Je pousse la porte centrale de la piscine, pénétrant dans le hall désert. Aussitôt, une chaleur étouffante m'envahit, contrastant avec le froid de novembre qui s'est installé à l'extérieur. Il n'y a personne à l'accueil, en raison de l'heure tardive.
Je m'avance vers la vitre qui surplombe les bassins à pas lents. Des bruits d'eau qui gicle me montrent que le cours a dû commencer il y a plusieurs minutes, déjà. Cependant, je ne parviens pas à baisser les yeux en contre-bas afin d'apercevoir la piscine. Anxieuse, je descends les marches qui mènent aux gradins. Rien n'a changé ici. Pas depuis que je suis partie, en tous cas. Les mêmes tableaux montrant les gagnants des compétitions depuis vingt ans trônent sur les murs gris, brandissant leurs trophées et leurs médailles. Je dois en faire partie, sûrement, mais je n'ose pas regarder dans cette direction. Un pincement au cœur me parvient, alors que j'avance prudemment dans le corridor, de peur de me faire repérer.
Je me sens telle une intruse, dans ce paysage qui m'était auparavant familier.
Mes pas résonnent sur le carrelage froid, tandis que je progresse doucement dans le couloir désert. Je réajuste mon sac sur mon dos, mal à l'aise. Que vont dire les autres, lorsqu'ils me verront ? Une boule me tord l'estomac depuis plusieurs minutes, déjà, et je tente de la faire partir en inspirant longuement. J'entends déjà les cris de l'entraîneur et son sifflet qui hurle, tandis que l'eau éclabousse les parois du bassin. La peur me noue le ventre, et je suis à deux doigts de faire demi-tour. Il n'est pas trop tard.
Pourquoi suis-je revenue ici ?
Presque malgré moi, mes mains se posent sur le battant de la porte. Il ne reste plus qu'un mur qui me sépare de mes anciens camarades, à présent. Cette pensée suffit à faire s'accélérer les battements de mon cœur. J'ai peur de leur réaction s'ils me voyaient. Non, c'est plus fort, encore. Je suis mortifiée à l'idée qu'ils ne m'aperçoivent.

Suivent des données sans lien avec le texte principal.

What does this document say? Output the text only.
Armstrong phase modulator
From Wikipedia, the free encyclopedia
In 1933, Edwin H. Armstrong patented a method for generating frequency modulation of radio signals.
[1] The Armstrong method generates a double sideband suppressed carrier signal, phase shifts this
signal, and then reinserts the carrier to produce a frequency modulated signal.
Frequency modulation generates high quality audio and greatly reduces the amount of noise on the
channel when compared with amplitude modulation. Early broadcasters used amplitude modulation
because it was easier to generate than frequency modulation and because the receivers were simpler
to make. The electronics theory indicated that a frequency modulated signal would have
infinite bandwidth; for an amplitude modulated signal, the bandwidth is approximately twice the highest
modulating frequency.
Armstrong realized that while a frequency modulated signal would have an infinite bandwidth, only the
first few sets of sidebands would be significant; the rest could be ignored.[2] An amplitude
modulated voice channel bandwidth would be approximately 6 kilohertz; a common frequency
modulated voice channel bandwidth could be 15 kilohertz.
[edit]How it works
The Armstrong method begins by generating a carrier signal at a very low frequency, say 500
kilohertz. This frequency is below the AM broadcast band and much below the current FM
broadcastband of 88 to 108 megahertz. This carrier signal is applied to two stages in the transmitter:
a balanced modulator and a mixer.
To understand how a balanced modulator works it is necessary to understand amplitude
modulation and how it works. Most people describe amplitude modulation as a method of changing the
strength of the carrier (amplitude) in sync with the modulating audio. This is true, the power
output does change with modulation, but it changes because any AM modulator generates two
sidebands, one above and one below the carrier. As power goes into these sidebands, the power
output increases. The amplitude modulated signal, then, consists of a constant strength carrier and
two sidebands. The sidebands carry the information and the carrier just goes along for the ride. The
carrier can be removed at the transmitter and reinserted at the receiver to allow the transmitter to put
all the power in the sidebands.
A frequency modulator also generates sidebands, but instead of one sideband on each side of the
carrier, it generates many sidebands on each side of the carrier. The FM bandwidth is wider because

Je prends une grande inspiration avant de pousser la porte, les mains tremblantes. Aussitôt, les bruits qui me parvenaient étouffés arrivent à mes oreilles de façon plus nette, provoquant une décharge électrique dans la totalité de mon corps.
Mes yeux virevoltent dans l'enceinte du bâtiment que j'ai tant chéri durant de longues années, comme s'ils le redécouvraient. Ici aussi, tout est resté comme avant ; la piscine des plus petits recrache toujours son jet d'eau autour d'elle. Le toboggan rouge trône, tel un maître, au milieu du bassin familial. Je pourrais presque entendre les enfants pousser des cris de joie en se jetant dans les entrailles du monstre. Mais aujourd'hui, il n'y a personne.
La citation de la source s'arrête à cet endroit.